Por que carnes, bebidas e gorduras estão ligadas a doenças
Há várias razões pelas quais esses alimentos podem estar associados a problemas de saúde. Bebidas adoçadas com açúcar e carnes processadas — como salsichas, bacon, salame e hambúrgueres — podem aumentar a inflamação, que tem papel central em diversas doenças crônicas, explica Song.
Carnes processadas também costumam ser curadas com nitrito, que pode ser convertido no estômago em nitrosaminas, substâncias cancerígenas, segundo Kuhnle.
No caso das bebidas açucaradas, o problema é que elas fornecem grandes quantidades de açúcar de forma muito rápida, o que pode levar ao ganho de peso e influenciar vias metabólicas ligadas ao risco de doenças cardíacas e diabetes.
Os ácidos graxos trans reduzem os níveis de colesterol bom e aumentam o colesterol ruim, o que eleva o risco de acúmulo de placas nas artérias e de doenças cardiovasculares, acrescenta Kuhnle.
Outros fatores que podem estar por trás dessa associação são que pessoas que consomem mais carnes processadas, bebidas açucaradas e gorduras trans geralmente apresentam outros fatores de risco — como tabagismo, sedentarismo, menor escolaridade, baixa renda, estresse crônico e acesso limitado a cuidados de saúde. “É muito difícil separar essas variáveis”, diz Kuhnle.
O que evitar — e o que incluir na dieta
Embora os dados não possam afirmar que reduzir o consumo desses alimentos causará uma diminuição no risco de doenças, as evidências sugerem que essa redução é uma boa ideia, afirma Song.

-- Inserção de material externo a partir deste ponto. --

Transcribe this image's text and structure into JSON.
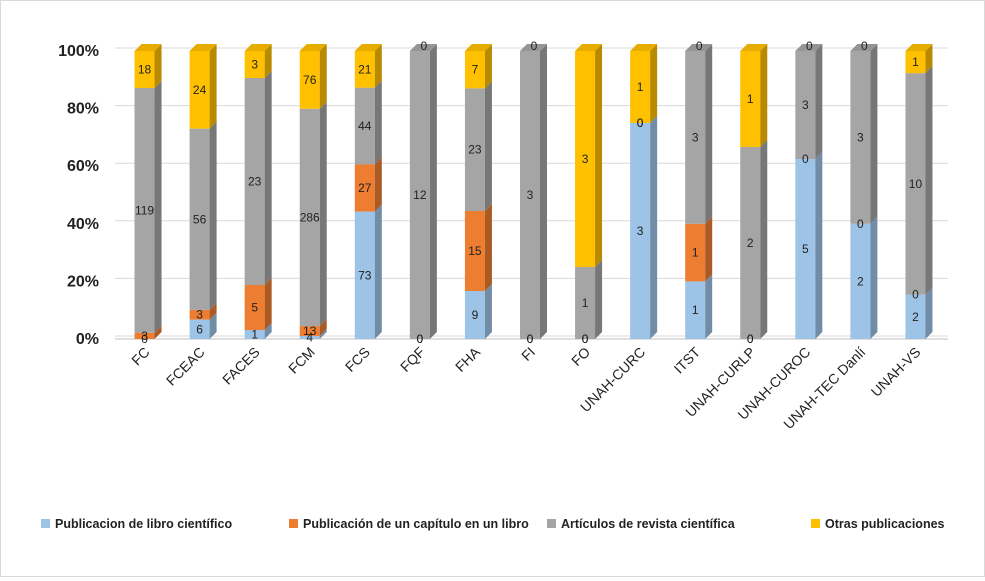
{
  "chart_data": {
    "type": "bar",
    "stacked": "percent",
    "categories": [
      "FC",
      "FCEAC",
      "FACES",
      "FCM",
      "FCS",
      "FQF",
      "FHA",
      "FI",
      "FO",
      "UNAH-CURC",
      "ITST",
      "UNAH-CURLP",
      "UNAH-CUROC",
      "UNAH-TEC Danlí",
      "UNAH-VS"
    ],
    "series": [
      {
        "name": "Publicacion de libro científico",
        "color": "#9dc3e6",
        "values": [
          0,
          6,
          1,
          4,
          73,
          0,
          9,
          0,
          0,
          3,
          1,
          0,
          5,
          2,
          2
        ]
      },
      {
        "name": "Publicación de un capítulo en un libro",
        "color": "#ed7d31",
        "values": [
          3,
          3,
          5,
          13,
          27,
          0,
          15,
          0,
          0,
          0,
          1,
          0,
          0,
          0,
          0
        ]
      },
      {
        "name": "Artículos de revista científica",
        "color": "#a5a5a5",
        "values": [
          119,
          56,
          23,
          286,
          44,
          12,
          23,
          3,
          1,
          0,
          3,
          2,
          3,
          3,
          10
        ]
      },
      {
        "name": "Otras publicaciones",
        "color": "#ffc000",
        "values": [
          18,
          24,
          3,
          76,
          21,
          0,
          7,
          0,
          3,
          1,
          0,
          1,
          0,
          0,
          1
        ]
      }
    ],
    "yticks": [
      "0%",
      "20%",
      "40%",
      "60%",
      "80%",
      "100%"
    ],
    "ylim": [
      0,
      100
    ],
    "grid": true,
    "legend": "bottom"
  }
}
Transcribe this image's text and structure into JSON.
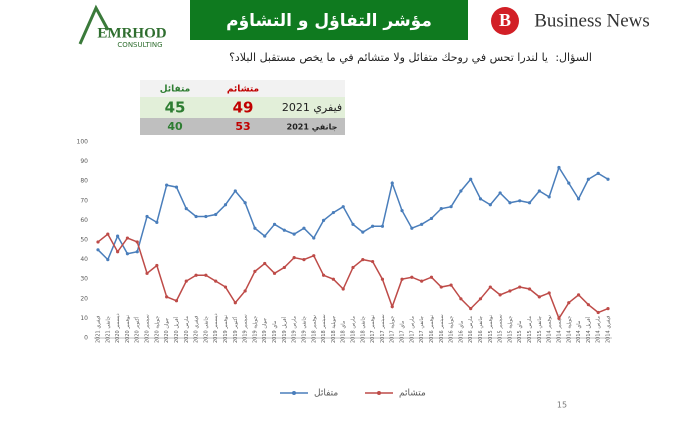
{
  "header": {
    "brand_left": "EMRHOD",
    "brand_left_sub": "CONSULTING",
    "title": "مؤشر التفاؤل و التشاؤم",
    "brand_right": "Business News",
    "logo_letter": "B"
  },
  "question": {
    "label": "السؤال:",
    "text": "يا لندرا تحس في روحك متفائل ولا متشائم في ما يخص مستقبل البلاد؟"
  },
  "table": {
    "header": [
      "متشائم",
      "متفائل"
    ],
    "rows": [
      [
        "فيفري 2021",
        49,
        45
      ],
      [
        "جانفي 2021",
        53,
        40
      ]
    ]
  },
  "chart_data": {
    "type": "line",
    "categories": [
      "فيفري 2021",
      "جانفي 2021",
      "ديسمبر 2020",
      "نوفمبر 2020",
      "أكتوبر 2020",
      "سبتمبر 2020",
      "جويلية 2020",
      "جوان 2020",
      "أفريل 2020",
      "مارس 2020",
      "فيفري 2020",
      "جانفي 2020",
      "ديسمبر 2019",
      "نوفمبر 2019",
      "أكتوبر 2019",
      "سبتمبر 2019",
      "جويلية 2019",
      "جوان 2019",
      "ماي 2019",
      "أفريل 2019",
      "مارس 2019",
      "جانفي 2019",
      "نوفمبر 2018",
      "سبتمبر 2018",
      "جويلية 2018",
      "ماي 2018",
      "مارس 2018",
      "جانفي 2018",
      "نوفمبر 2017",
      "سبتمبر 2017",
      "جويلية 2017",
      "ماي 2017",
      "مارس 2017",
      "جانفي 2017",
      "نوفمبر 2016",
      "سبتمبر 2016",
      "جويلية 2016",
      "ماي 2016",
      "مارس 2016",
      "جانفي 2016",
      "نوفمبر 2015",
      "سبتمبر 2015",
      "جويلية 2015",
      "ماي 2015",
      "مارس 2015",
      "جانفي 2015",
      "نوفمبر 2014",
      "سبتمبر 2014",
      "جويلية 2014",
      "ماي 2014",
      "أفريل 2014",
      "مارس 2014",
      "فيفري 2014"
    ],
    "series": [
      {
        "name": "متفائل",
        "color": "#4a7ebb",
        "values": [
          45,
          40,
          52,
          43,
          44,
          62,
          59,
          78,
          77,
          66,
          62,
          62,
          63,
          68,
          75,
          69,
          56,
          52,
          58,
          55,
          53,
          56,
          51,
          60,
          64,
          67,
          58,
          54,
          57,
          57,
          79,
          65,
          56,
          58,
          61,
          66,
          67,
          75,
          81,
          71,
          68,
          74,
          69,
          70,
          69,
          75,
          72,
          87,
          79,
          71,
          81,
          84,
          81
        ]
      },
      {
        "name": "متشائم",
        "color": "#be4b48",
        "values": [
          49,
          53,
          44,
          51,
          49,
          33,
          37,
          21,
          19,
          29,
          32,
          32,
          29,
          26,
          18,
          24,
          34,
          38,
          33,
          36,
          41,
          40,
          42,
          32,
          30,
          25,
          36,
          40,
          39,
          30,
          16,
          30,
          31,
          29,
          31,
          26,
          27,
          20,
          15,
          20,
          26,
          22,
          24,
          26,
          25,
          21,
          23,
          10,
          18,
          22,
          17,
          13,
          15
        ]
      }
    ],
    "ylim": [
      0,
      100
    ],
    "yticks": [
      0,
      10,
      20,
      30,
      40,
      50,
      60,
      70,
      80,
      90,
      100
    ],
    "grid": false,
    "legend": "bottom"
  },
  "page_number": "15"
}
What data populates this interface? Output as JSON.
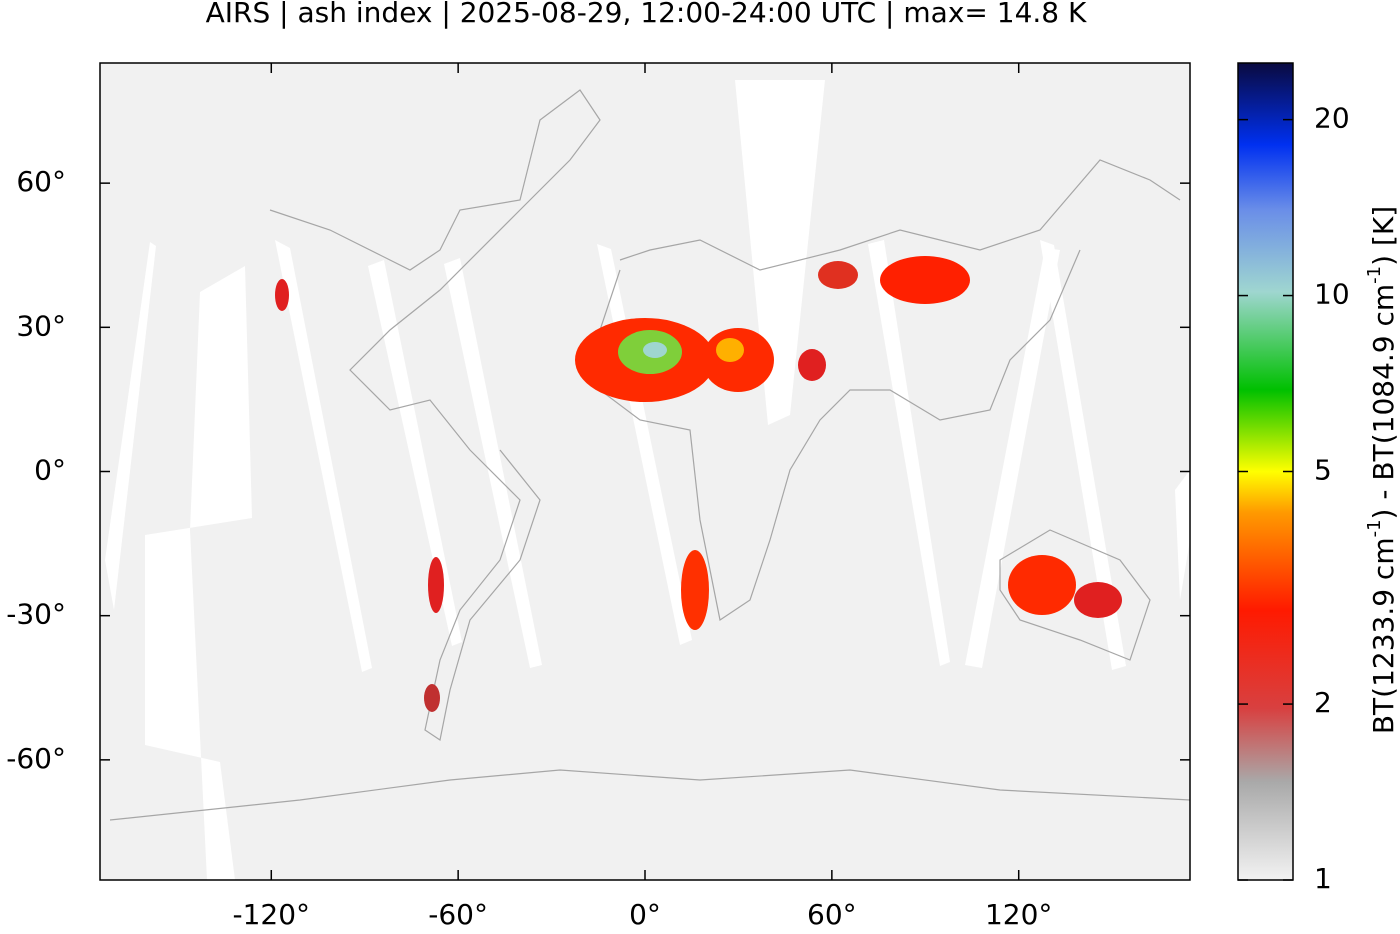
{
  "chart_data": {
    "type": "map",
    "title": "AIRS | ash index | 2025-08-29, 12:00-24:00 UTC | max= 14.8 K",
    "xlim": [
      -175,
      175
    ],
    "ylim": [
      -85,
      85
    ],
    "xticks": [
      {
        "value": -120,
        "label": "-120°"
      },
      {
        "value": -60,
        "label": "-60°"
      },
      {
        "value": 0,
        "label": "0°"
      },
      {
        "value": 60,
        "label": "60°"
      },
      {
        "value": 120,
        "label": "120°"
      }
    ],
    "yticks": [
      {
        "value": 60,
        "label": "60°"
      },
      {
        "value": 30,
        "label": "30°"
      },
      {
        "value": 0,
        "label": "0°"
      },
      {
        "value": -30,
        "label": "-30°"
      },
      {
        "value": -60,
        "label": "-60°"
      }
    ],
    "colorbar": {
      "clim": [
        1,
        25
      ],
      "log": true,
      "ticks": [
        1,
        2,
        5,
        10,
        20
      ],
      "label_parts": [
        "BT(1233.9 cm",
        "-1",
        ") - BT(1084.9 cm",
        "-1",
        ") [K]"
      ]
    }
  }
}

Uma abordagem sensata é manter uma dieta variada e equilibrada, sem excessos, orienta Kuhnle.
Ou seja, pessoas que consomem muitas bebidas açucaradas devem reduzir o consumo. Também é recomendado evitar grandes quantidades de carne processada e gorduras hidrogenadas, ainda que essas últimas sejam menos comuns hoje em dia.
“O objetivo não deve ser a perfeição, e sim um padrão alimentar saudável e equilibrado que ainda permita prazer e flexibilidade”, diz Kuhnle.
Uma boa alimentação não se resume a evitar certos itens — também é importante priorizar nutrientes benéficos, segundo Forouhi. “Pesquisas mais amplas já mostraram que padrões alimentares que incluem maior consumo de frutas, legumes, grãos integrais, leguminosas, oleaginosas e laticínios fermentados, como iogurte, são positivos para a saúde e a longevidade”, afirma.
“Meu conselho geral: não entre em pânico”, conclui Kuhnle por e-mail. “A comida não é apenas fonte de nutrientes — ela tem papel central na cultura, no prazer, na vida familiar e nas conexões sociais. Reduzi-la apenas a uma lista de riscos à saúde é perder o panorama mais amplo.”